En voiture, les ceintures de sécurité ne sont pas adaptées aux femmes enceintes : un enjeu de sécurité public
Une récente étude menée par des ingénieurs biomédicaux de l’Université de la Colombie-Britannique (UBC) révèle que seulement 11,4 % des femmes enceintes parviennent à attacher correctement leur ceinture de sécurité, même après avoir reçu des instructions. Ce constat soulève des questions sur l’efficacité des systèmes de sécurité actuels pour cette population.
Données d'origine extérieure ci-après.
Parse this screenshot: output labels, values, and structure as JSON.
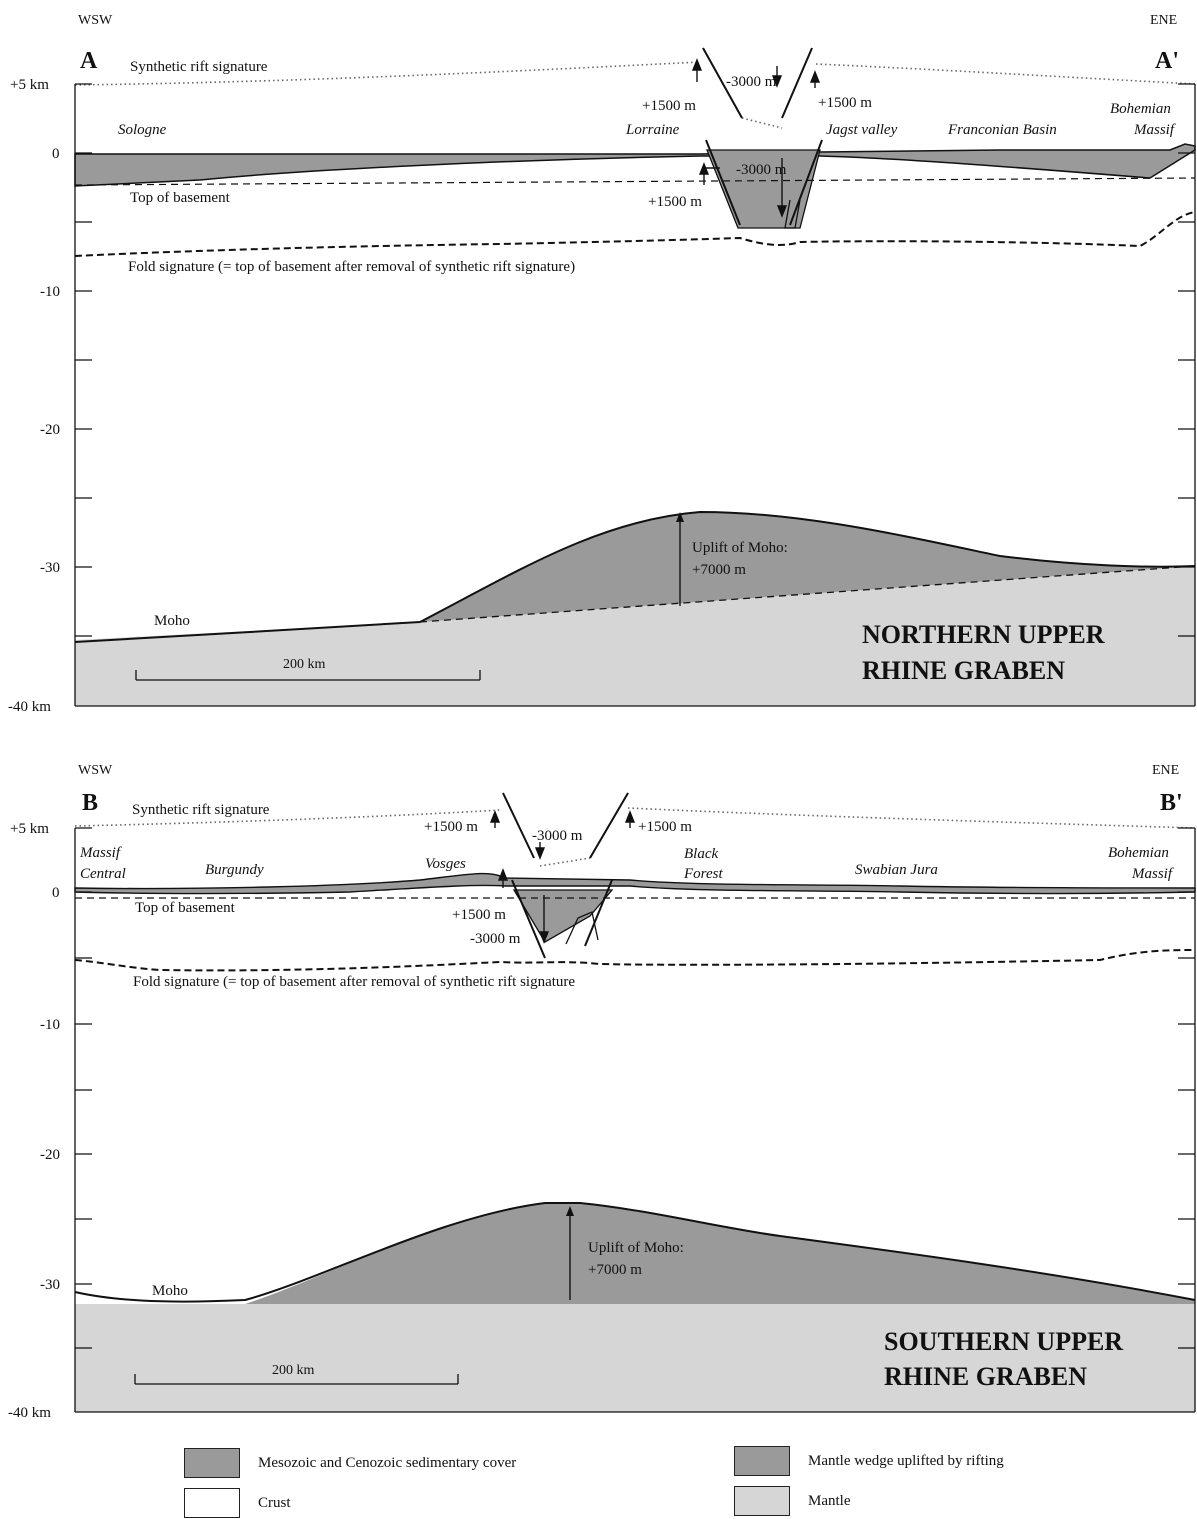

À me que leur ventre grossit, de nombreuses femmes enceintes rencontrent des difficultés pour s’installer en voiture et pour ajuster leur ceinture de sécurité. Le dispositif de sécurité à trois points, inventé en 1959 par Nils Bohlin, n’a que peu évolué depuis sa création, à l’exception de l’ajout d’enrouleurs automatiques dans les années 70.
Les recommandations actuelles stipulent que la sangle basse doit épouser les hanches et ne jamais reposer sur le ventre, tandis que la partie haute doit être centrée entre les seins. Cependant, les recherches montrent que, malgré leurs efforts, les femmes enceintes n’arrivent pas à positionner correctement leur ceinture. En effet, une étude australienne a révélé que seulement 41 % des participantes parvenaient à bien ajuster leur ceinture.
Il est essentiel de rappeler que la ceinture de sécurité est cruciale pour la protection des femmes enceintes et de leurs fœtus. Une étude de 2008 a démontré qu’en cas d’accident, 80 % des femmes enceintes sans ceinture ont perdu leur fœtus, contre 29 % de celles qui en portaient une.
Les experts, tels que le Dr Peter Cripton de l’UBC, appellent à l’adaptation des ceintures de sécurité pour mieux convenir à l’anatomie des femmes enceintes. Le Massachusetts Institute of Technology (MIT) a également souligné que les ceintures actuelles ne tiennent pas compte de cette morphologie, ce qui entraîne des risques pour la santé de la mère et de l’enfant.
Des recommandations ont été formulées pour concevoir des ceintures plus adaptées, notamment une sangle abdominale plus large et des matériaux qui se dilatent lors d’un choc. Enfin, il est jugé nécessaire d’utiliser des mannequins de crash-test adaptés aux femmes pour améliorer la sécurité des véhicules.
Source : HuffPost, Université de la Colombie-Britannique.